The group processes data in what is called a “forward stream,” explained Gumley, processing “today’s data today, and tomorrow’s data tomorrow.”
Assessment is another key component of their work. While processing the Suomi NPP data, Atmosphere SIPS scientists are able to provide immediate feedback to help develop and test the Science Team’s algorithms and software, demonstrate that they are working properly, and eventually transition them into production.
In the future, said Gumley, the Atmosphere SIPS will also be responsible for reprocessing those data. Reprocessing allows consistent and up-to-date products to be created for the whole SNPP mission, which is important for decades-long climate studies.
“When the Science Team says they’re ready,” he said, “we will reprocess all data from the Suomi NPP mission, dating all the way back to January 2012.”
The group plans to get started on that next step in 2016, said Gumley, when the SNPP Science Team completes its algorithm development and testing, and delivers the production-ready software to SSEC.
“For the reprocessing, NASA wants to see a turnaround time of a matter of weeks,” said Gumley. “In the past, for atmospheric products, Science Teams have had to wait months and even years — so this will be a fairly significant achievement.”
SSEC has been guaranteed this role for as long as the Suomi NPP mission is in orbit – and then some.
“NASA has said it will keep us around for three years after the SNPP mission ends, so the Science Team can finish its algorithm testing and product validation,” said Gumley.
It is also expected that the Atmosphere SIPS would continue to be involved with forthcoming missions, such as the Joint Polar Satellite System JPSS-1 and JPSS-2 satellites.
SSEC has a long history of involvement with this project, one that predates the launch of the Suomi NPP satellite. The forerunner to SIPS, the NPP Product and Evaluation and Test Elements (PEATE) program, was established in 2007. Similar to the SIPS effort, it was divided into five components — Atmosphere, Land, Ocean, Ozone and Sounder — with the Atmosphere PEATE located at SSEC, and led by SSEC director Hank Revercomb and Gumley, who described the transition from one program to another as “seamless.”

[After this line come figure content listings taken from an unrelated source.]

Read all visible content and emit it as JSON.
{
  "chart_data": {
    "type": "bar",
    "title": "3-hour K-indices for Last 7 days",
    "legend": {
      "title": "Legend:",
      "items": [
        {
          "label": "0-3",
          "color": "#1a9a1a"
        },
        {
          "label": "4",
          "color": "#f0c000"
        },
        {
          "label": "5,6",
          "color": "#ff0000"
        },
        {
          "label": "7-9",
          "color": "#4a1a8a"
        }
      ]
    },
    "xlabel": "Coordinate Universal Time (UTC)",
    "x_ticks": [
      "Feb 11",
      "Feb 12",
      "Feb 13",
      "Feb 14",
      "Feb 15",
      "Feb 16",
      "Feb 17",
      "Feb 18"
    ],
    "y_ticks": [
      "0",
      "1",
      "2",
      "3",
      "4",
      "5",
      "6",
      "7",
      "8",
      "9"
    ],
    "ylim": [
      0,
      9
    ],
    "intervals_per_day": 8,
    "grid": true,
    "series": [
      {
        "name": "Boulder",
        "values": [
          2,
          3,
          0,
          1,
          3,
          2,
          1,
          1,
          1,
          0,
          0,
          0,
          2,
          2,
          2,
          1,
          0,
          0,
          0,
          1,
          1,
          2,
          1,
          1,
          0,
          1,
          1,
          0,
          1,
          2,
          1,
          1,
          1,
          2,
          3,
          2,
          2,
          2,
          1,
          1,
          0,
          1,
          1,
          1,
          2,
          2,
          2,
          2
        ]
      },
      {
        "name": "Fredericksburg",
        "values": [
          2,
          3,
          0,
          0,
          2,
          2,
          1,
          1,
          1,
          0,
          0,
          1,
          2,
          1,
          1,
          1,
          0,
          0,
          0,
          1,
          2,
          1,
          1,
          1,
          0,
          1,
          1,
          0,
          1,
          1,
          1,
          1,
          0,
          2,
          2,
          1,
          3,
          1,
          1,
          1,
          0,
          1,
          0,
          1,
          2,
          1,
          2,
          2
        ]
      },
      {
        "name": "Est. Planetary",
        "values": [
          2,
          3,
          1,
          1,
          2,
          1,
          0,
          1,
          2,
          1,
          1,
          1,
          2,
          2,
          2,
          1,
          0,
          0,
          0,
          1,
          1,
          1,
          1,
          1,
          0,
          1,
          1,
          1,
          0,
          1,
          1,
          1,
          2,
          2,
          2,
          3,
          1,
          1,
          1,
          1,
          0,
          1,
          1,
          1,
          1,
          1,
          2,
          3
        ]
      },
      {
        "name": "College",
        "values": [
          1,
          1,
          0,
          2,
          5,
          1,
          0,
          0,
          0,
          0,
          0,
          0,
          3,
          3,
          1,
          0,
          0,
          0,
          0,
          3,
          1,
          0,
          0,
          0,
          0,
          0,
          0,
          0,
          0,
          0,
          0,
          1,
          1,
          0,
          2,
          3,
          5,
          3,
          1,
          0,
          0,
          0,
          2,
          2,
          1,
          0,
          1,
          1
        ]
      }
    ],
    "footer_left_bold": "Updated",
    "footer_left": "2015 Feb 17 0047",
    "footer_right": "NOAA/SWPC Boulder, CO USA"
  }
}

In their work through the Atmosphere PEATE, Gumley recalled, SSEC scientists developed back-end expertise and a variety of tools that are now proving useful for Atmosphere SIPS. These included batch processing systems to process data quickly and efficiently, search-and-order mechanisms that enable users to easily discover and download data, and a collocation system that allows users to compare two datasets from two different satellites, helping scientists validate their products.
The Atmosphere SIPS is also reaping the benefits of strong working relationships forged with members of the Science Team during the PEATE era, some of which have carried over to the current team. That tradition of open communication persists to this day.
“For every person on the Science Team, we have a dedicated person here at SSEC to serve as their point-of-contact with the Atmosphere SIPS,” explained Gumley.
As a non-NASA facility, SSEC is unique among the three organizations awarded a SIPS contract.
“It is notable that NASA is willing to trust us with such an important project not on their soil,” said Gumley. “I think it says something about SSEC’s capabilities — in science, algorithm testing, and building efficient processing systems.”